今日ややもすると「私たちはキリストを信じているから、聖書を読む必要はない」と言う人があると聞くが、神様が聖書を通して示された黙示とも言うべきことばを離れて、どれほどキリストを識っていると言えるだろうか。聖書以外の書物はわずかにキリストの事跡が歴史と一致していることを示す程度であって、キリストのご人格やその教訓やみわざについては何も記していない。
聖書によってキリストを知らない者が、聖書に関係なく、その心に語りかけられ黙示を受けたと言っても、どれほどキリストを知ることができようか。人間の良心と理性とがどんなに不十分な導き手でしかないかは、聖書中の士師記が実例を挙げて明らかに証明している。「めいめいが自分の目に正しいと見えることを行なっていた」と士師記の中には二度も書いてあるが、それは、決して彼らが良心のとがめることをしたのでなく、自分の目に正しいと見えたことを行なったにもかかわらず、その結果は、恐るべき罪の極限にまで達したのである。

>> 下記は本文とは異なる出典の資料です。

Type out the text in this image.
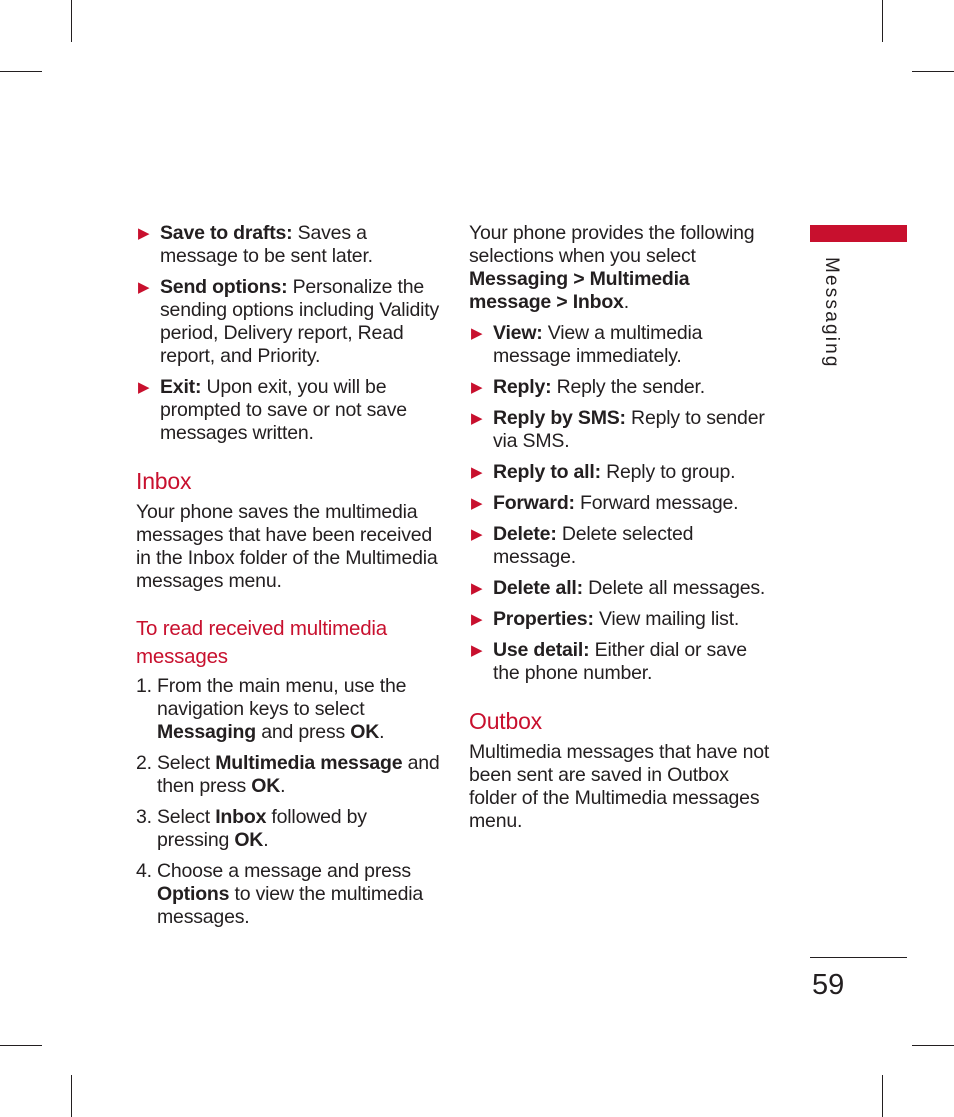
▶ Save to drafts: Saves a message to be sent later.
▶ Send options: Personalize the sending options including Validity period, Delivery report, Read report, and Priority.
▶ Exit: Upon exit, you will be prompted to save or not save messages written.
Inbox

Your phone saves the multimedia messages that have been received in the Inbox folder of the Multimedia messages menu.

To read received multimedia messages
1. From the main menu, use the navigation keys to select Messaging and press OK.
2. Select Multimedia message and then press OK.
3. Select Inbox followed by pressing OK.
4. Choose a message and press Options to view the multimedia messages.

Your phone provides the following selections when you select Messaging > Multimedia message > Inbox.

▶ View: View a multimedia message immediately.
▶ Reply: Reply the sender.
▶ Reply by SMS: Reply to sender via SMS.
▶ Reply to all: Reply to group.
▶ Forward: Forward message.
▶ Delete: Delete selected message.
▶ Delete all: Delete all messages.
▶ Properties: View mailing list.
▶ Use detail: Either dial or save the phone number.
Outbox

Multimedia messages that have not been sent are saved in Outbox folder of the Multimedia messages menu.

Messaging
59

士師記の記者は多分サムエルであると思われる。本書は王政が建てられた後(士師21:25)、ダビデがエルサレムを攻め取る前に(2サムエル5:6~8)、サウル王の治世中にサムエルが書いたのだろう。「そのころ、イスラエルには王がなく」という言葉は、法律を執行し秩序を維持する外形的な王が無かったことを示している。しかしこの語は、私たちにとってはまことに深い意味があるように聞こえる。
これは、実はある人々の心の写真であって、私たちの心の中に主イエス様が一切を治める王として在(いま)さないので、私たちが自分の目に正しいと見えることのみをしたならば、直ちに士師記の状態に陥ることを教えている。聖書には王国の律法が書いてあるが、もしこの律法を棄てるなら、その国民は不忠義な民であることは言うまでもない。「どのようにして若い人は自分の道をきよく保てるでしょうか。あなたのことばに従ってそれを守ることです。」(詩篇119:9)
信仰生涯の航海において、自分の小船(心事)の安全を請い願うならば、船の中に、聖書という海図と、聖霊という羅針盤とを備え、主イエス・キリストを船長として迎えておらなければならない。もし航海者が、私には羅針盤があるから海図の必要はない。または、海図があるから羅針盤の必要はない。と理屈ばっていたとしたらこれほど愚かな話はない。羅針盤はつねに北を指しているように、聖霊は常にキリストを指している。聖書もまたキリストについて証しているが、この二つは互いに一致するものであって、聖霊は聖書に黙示されたキリストを携え来たって、私たちの霊魂のためにこれをいのちとせられるお方である。
(『66巻のキリスト』ホッジキン著笹尾鉄三郎訳101頁から抜粋引用。若干訳を変えたところがある。写真は昨日に引き続き、茨城、日立灯台下にある公園から眺めた太平洋。天気の良い日には地平線がすっきり見えるという。)